Flat File Document Parser problem.

alamsaqib · November 26, 2015, 5:19am

Hi experts. I have a text file which size is 6.8 MB. After loading it to Flat File Document Parser and executing its start processing till 99% and after that it stuckes there for hours without any error. Any suggetions please.

Best wishes

Alam

kilian.thiel · November 26, 2015, 7:18pm

Hi Alam,

can you share the txt file, zipped maybe?

Cheers, Kilian

alamsaqib · November 27, 2015, 10:59am

Yes of course i can.

1500.zip

kilian.thiel · November 27, 2015, 12:05pm

Hi Alam,

it works for me. I can read the attached file, using the Flat File Reader. However, it takes around 5 Minutes to parse it. This is due to the underlying word and sentence tokenization which is applied during parsing. How much Xmx heap space have you assigned for KNIME? You can change the Xmx setting in the knime.ini file, which is in the directory where the knime binary is located. An increase of that Xmx number could speed up tokenization due to less GC.

Cheers, Kilian

alamsaqib · November 27, 2015, 3:47pm

Hi Kilian. I already changed my Xmx heap space to 2048. But its not working. I am also attaching my workflow maybe i am doing something wrong. And thanks a lot for your help :)

Regards

Alam

knime_project_test.zip

kilian.thiel · December 2, 2015, 9:55am

Hmm I just tried your workflow and it works for me, also with 2GB Xmx settings. However in that workflow I am just reading the 1500.txt file (I don't have the others). I assume it is one of your files that causes the Flat File Reader some troubles. Can you put each of your files in a separate directory and read the files from these directories with different Flat File Readers. You can concatenate the data tables with the Concatenate node afterwards. Then you see which files can be parsed and which cause problems.

Cheers, Kilian

alamsaqib · December 3, 2015, 2:04pm

Thanks Kilian for reply. Actually other files are bigger than this even this one is not working then how could others work? I have Core2 laptop with 4 GB memory with Windows 7 OS. I dont know why its not working? I tested a small file like 2.7 kb and it worked.

Best Wishes

Alam

kilian.thiel · December 4, 2015, 10:15am

It is not necessarily the file size it is more the structure of the text that might cause problems. When the strings are conerted into documents tokenization (word and sentence) is applied. Therefore openNLP tokenizer model are used. If the text is not structured like natural language text, e.g. there are not periods in the text, the sentence tokenizer mode might have problems.
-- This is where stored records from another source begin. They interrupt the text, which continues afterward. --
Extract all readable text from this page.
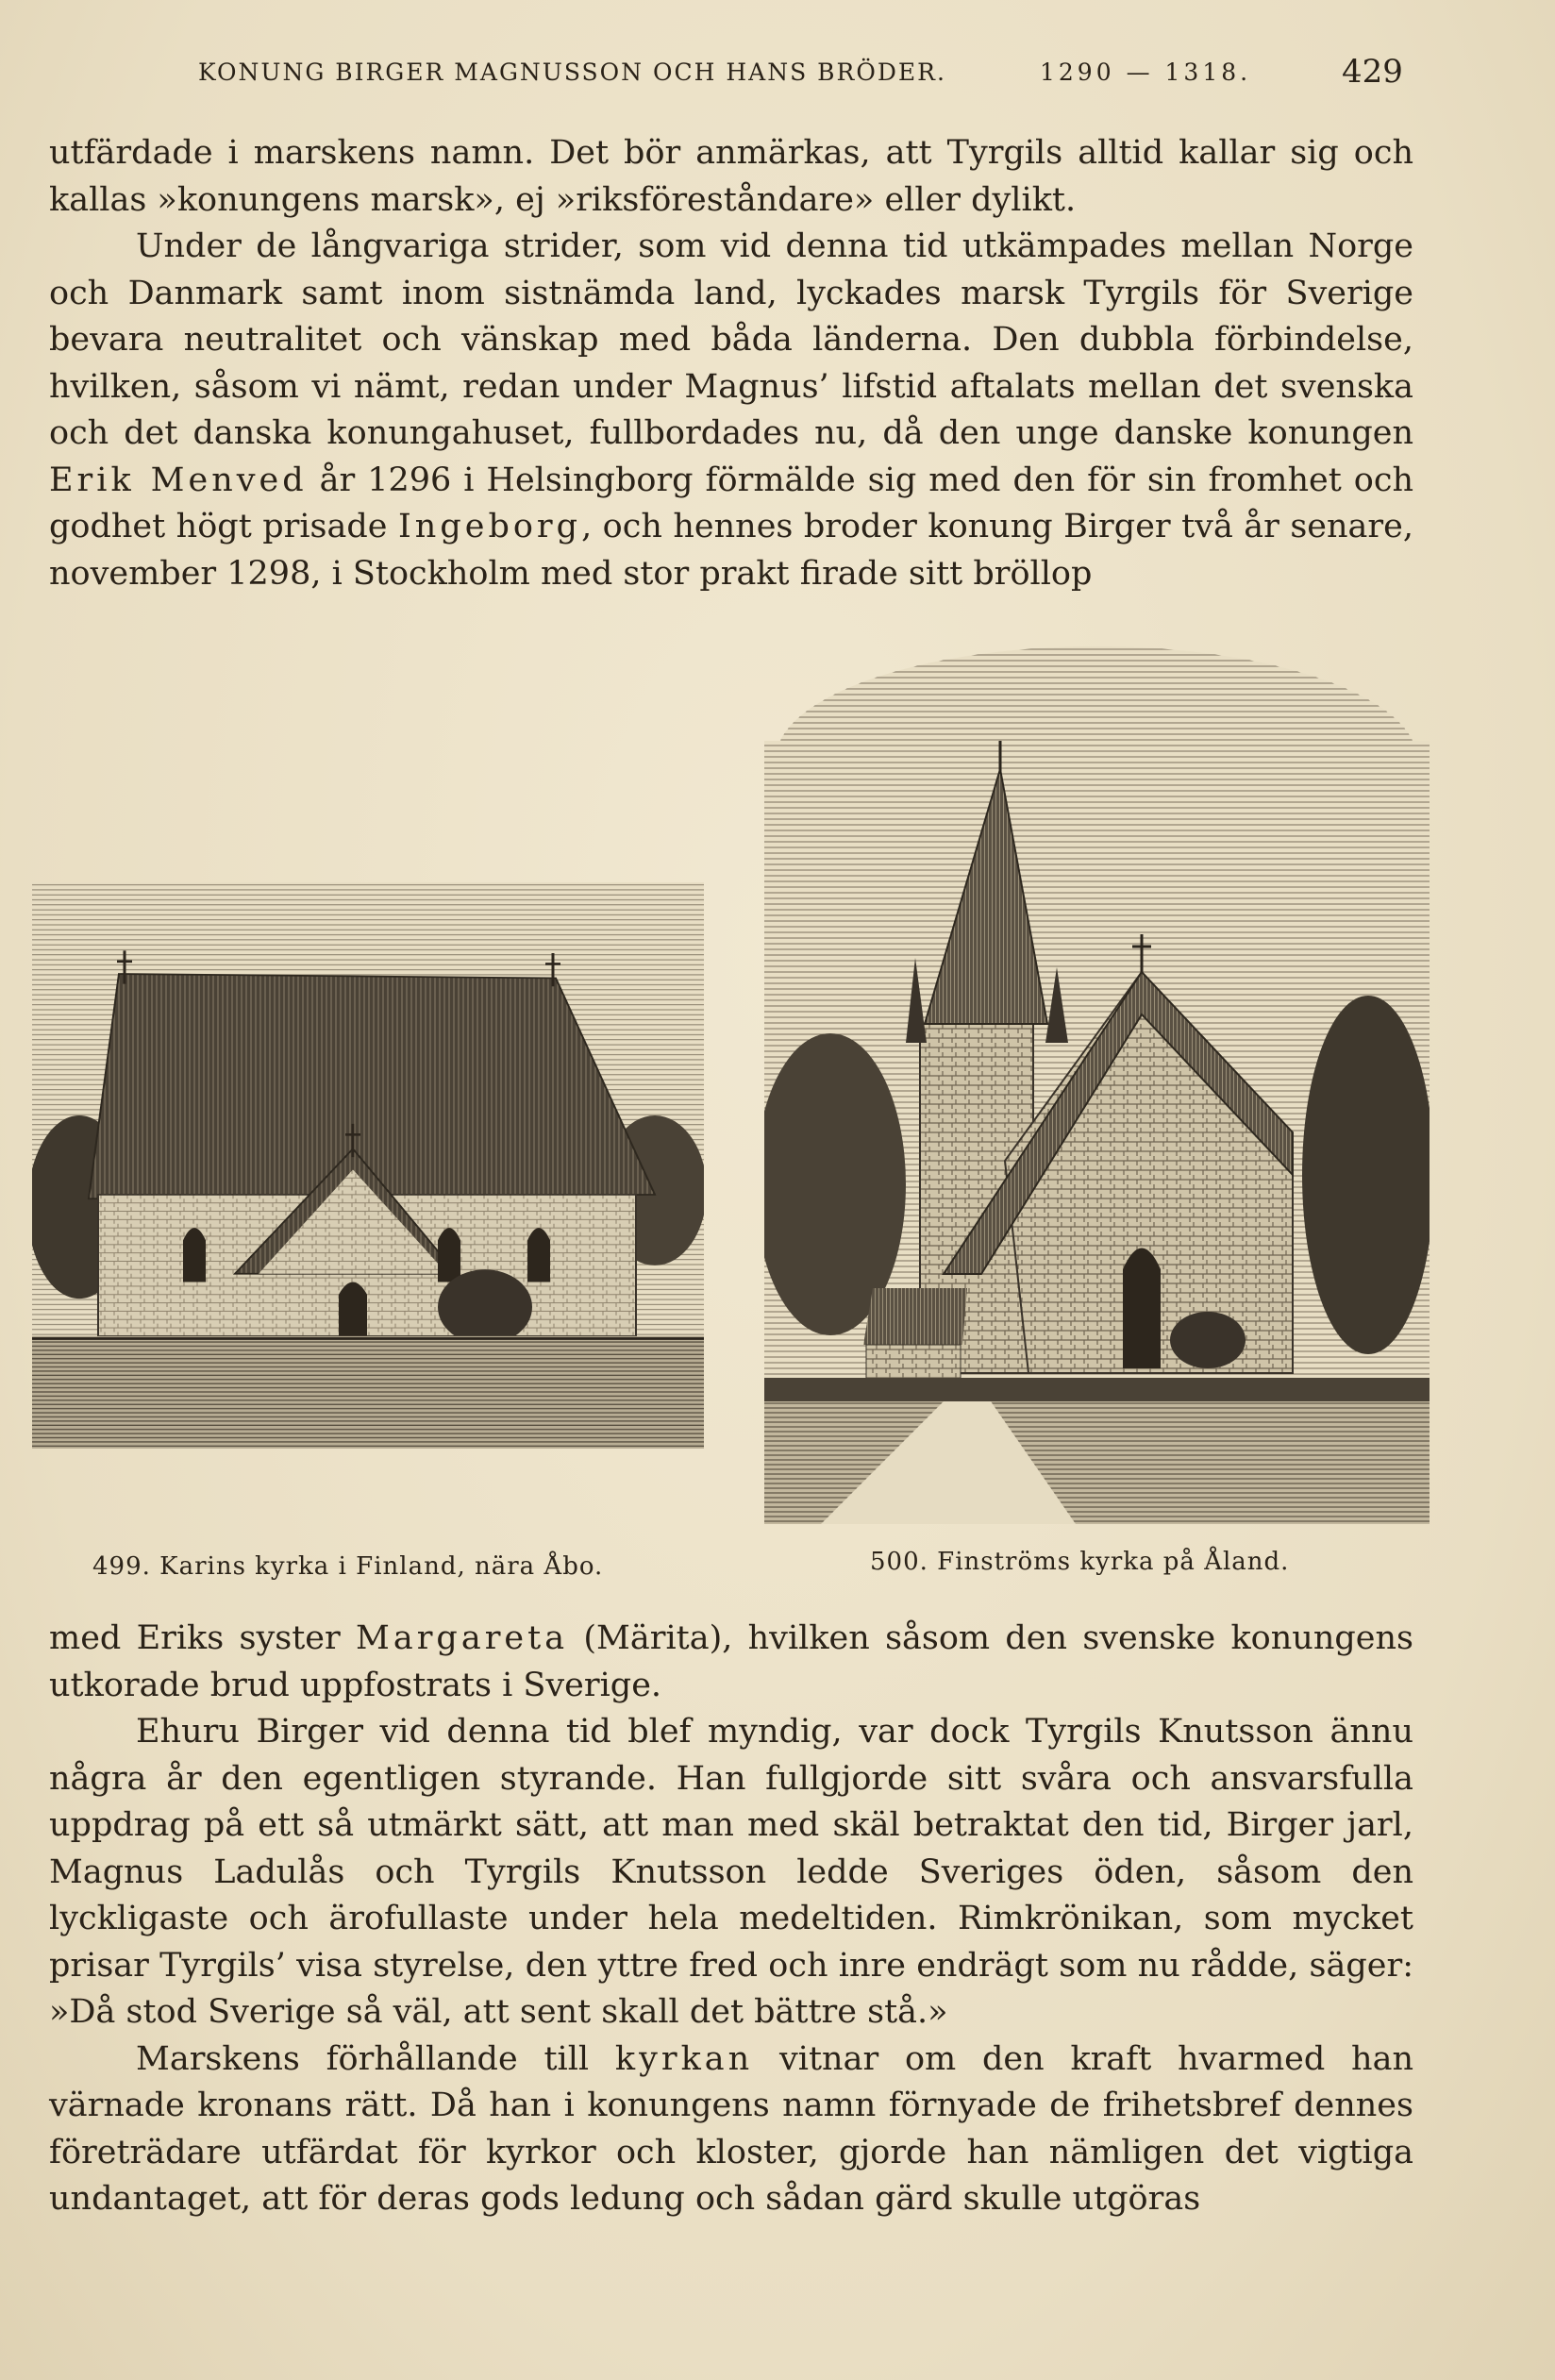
KONUNG BIRGER MAGNUSSON OCH HANS BRÖDER.	1290 — 1318.	429

utfärdade i marskens namn. Det bör anmärkas, att Tyrgils alltid kallar sig och kallas »konungens marsk», ej »riksföreståndare» eller dylikt.

Under de långvariga strider, som vid denna tid utkämpades mellan Norge och Danmark samt inom sistnämda land, lyckades marsk Tyrgils för Sverige bevara neutralitet och vänskap med båda länderna. Den dubbla förbindelse, hvilken, såsom vi nämt, redan under Magnus’ lifstid aftalats mellan det svenska och det danska konungahuset, fullbordades nu, då den unge danske konungen Erik Menved år 1296 i Helsingborg förmälde sig med den för sin fromhet och godhet högt prisade Ingeborg, och hennes broder konung Birger två år senare, november 1298, i Stockholm med stor prakt firade sitt bröllop

499. Karins kyrka i Finland, nära Åbo.	500. Finströms kyrka på Åland.

med Eriks syster Margareta (Märita), hvilken såsom den svenske konungens utkorade brud uppfostrats i Sverige.

Ehuru Birger vid denna tid blef myndig, var dock Tyrgils Knutsson ännu några år den egentligen styrande. Han fullgjorde sitt svåra och ansvarsfulla uppdrag på ett så utmärkt sätt, att man med skäl betraktat den tid, Birger jarl, Magnus Ladulås och Tyrgils Knutsson ledde Sveriges öden, såsom den lyckligaste och ärofullaste under hela medeltiden. Rimkrönikan, som mycket prisar Tyrgils’ visa styrelse, den yttre fred och inre endrägt som nu rådde, säger: »Då stod Sverige så väl, att sent skall det bättre stå.»

Marskens förhållande till kyrkan vitnar om den kraft hvarmed han värnade kronans rätt. Då han i konungens namn förnyade de frihetsbref dennes företrädare utfärdat för kyrkor och kloster, gjorde han nämligen det vigtiga undantaget, att för deras gods ledung och sådan gärd skulle utgöras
The file that you shared is working on my machine with just 2GB heap for KNIME. I assume the problem is caused by another file.

Cheers, Kilian

alamsaqib · December 6, 2015, 5:47am

Hi Kilian.

What version of Knime you are using?

Best wishes

Alam

kilian.thiel · December 7, 2015, 9:03am

I could read your file using 3.0.1. With 3.1 it is working as well.

Cheers, Kilian

alamsaqib · December 7, 2015, 1:07pm

Thanks a lot Kilian.

Best wishes

Alam

system · June 2, 2023, 9:48pm

This topic was automatically closed 90 days after the last reply. New replies are no longer allowed.